Without grandmothers to step in and assume the responsibility of child-rearing again, the oldest child in the family is often burdened with the care of siblings. Many orphans simply beg for food and sleep in the street. As they grow up, they often commit crimes, become sex workers, and become infected themselves with the virus that killed their parents.

In a joint statement issued in Toronto at the launch of the Grandmothers to Grandmothers Campaign, the grandmothers had this to say: "We are strong, we are determined, we are resourceful ... and we have the wisdom that comes with age and experience. ... We have needs today, needs for the short-term and needs that will never go away. ... It is our solemn duty to the millions of grandmothers whose voices have never been heard that gives us the courage to raise those needs to demands. We demand the ear of the powerful. ... We do not need a great deal, but we do need enough. ... We grandmothers deserve hope. Our children, like all children, deserve a future. We will not raise children for the grave."

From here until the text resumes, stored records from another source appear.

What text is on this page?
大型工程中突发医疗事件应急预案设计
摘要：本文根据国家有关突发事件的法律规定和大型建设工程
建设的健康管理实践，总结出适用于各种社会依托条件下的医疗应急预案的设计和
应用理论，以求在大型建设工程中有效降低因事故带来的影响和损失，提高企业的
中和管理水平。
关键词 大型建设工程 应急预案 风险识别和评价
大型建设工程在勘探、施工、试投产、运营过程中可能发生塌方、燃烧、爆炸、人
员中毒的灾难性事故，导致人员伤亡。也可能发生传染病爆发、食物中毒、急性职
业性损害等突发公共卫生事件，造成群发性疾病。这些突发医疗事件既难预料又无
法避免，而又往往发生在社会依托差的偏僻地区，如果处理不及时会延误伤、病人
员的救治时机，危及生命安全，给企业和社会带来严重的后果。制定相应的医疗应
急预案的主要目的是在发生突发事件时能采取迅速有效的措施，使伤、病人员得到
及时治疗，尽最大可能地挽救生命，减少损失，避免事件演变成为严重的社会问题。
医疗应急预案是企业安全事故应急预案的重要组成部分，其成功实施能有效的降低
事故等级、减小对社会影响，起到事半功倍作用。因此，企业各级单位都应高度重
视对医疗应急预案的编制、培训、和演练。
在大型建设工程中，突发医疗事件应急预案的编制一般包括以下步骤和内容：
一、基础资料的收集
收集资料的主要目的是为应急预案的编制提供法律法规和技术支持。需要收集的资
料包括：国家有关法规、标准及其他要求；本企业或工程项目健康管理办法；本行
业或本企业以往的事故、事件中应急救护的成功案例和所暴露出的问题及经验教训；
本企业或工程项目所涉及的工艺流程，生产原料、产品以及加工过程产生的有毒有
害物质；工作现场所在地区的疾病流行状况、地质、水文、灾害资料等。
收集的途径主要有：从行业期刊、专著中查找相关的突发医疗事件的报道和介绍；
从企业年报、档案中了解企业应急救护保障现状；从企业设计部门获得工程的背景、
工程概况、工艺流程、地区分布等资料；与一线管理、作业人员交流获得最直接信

Added the Canadian grandmothers: "We offer the loan of our voices. We pledge to act as [the African grandmothers'] ambassadors, raising the long-suppressed stories until they are heard, understood and acted upon. We promise to apply pressure on governments, religious leaders, the international community. ... We are acutely conscious of the enormous debt owed to a generation of women who spent their youth freeing Africa, their middle age reviving it, and their older lives sustaining it. We will not rest until they can rest."

Nor will other women around the world who also recognize the plight of grandmothers as 'silent managers' filling the care gap in the AIDS epidemic. From Thailand to Tanzania, women in organizations like WOFAK - Women Fighting AIDS in Kenya - are now speaking out on behalf of the grannies. "HIV/AIDS has reversed societal set-ups," says WOFAK's recent newsletter. "Being a grandmother no longer means sitting back to enjoy the past years of toiling to beget a family and be cared for when one becomes old and helpless. Grandmothers are back to parenting their grandchildren. ... They are a forgotten generation."

September 24, 2006

(Elayne Clift writes about women and social issues internationally from Saxtons River, Vermont, USA.)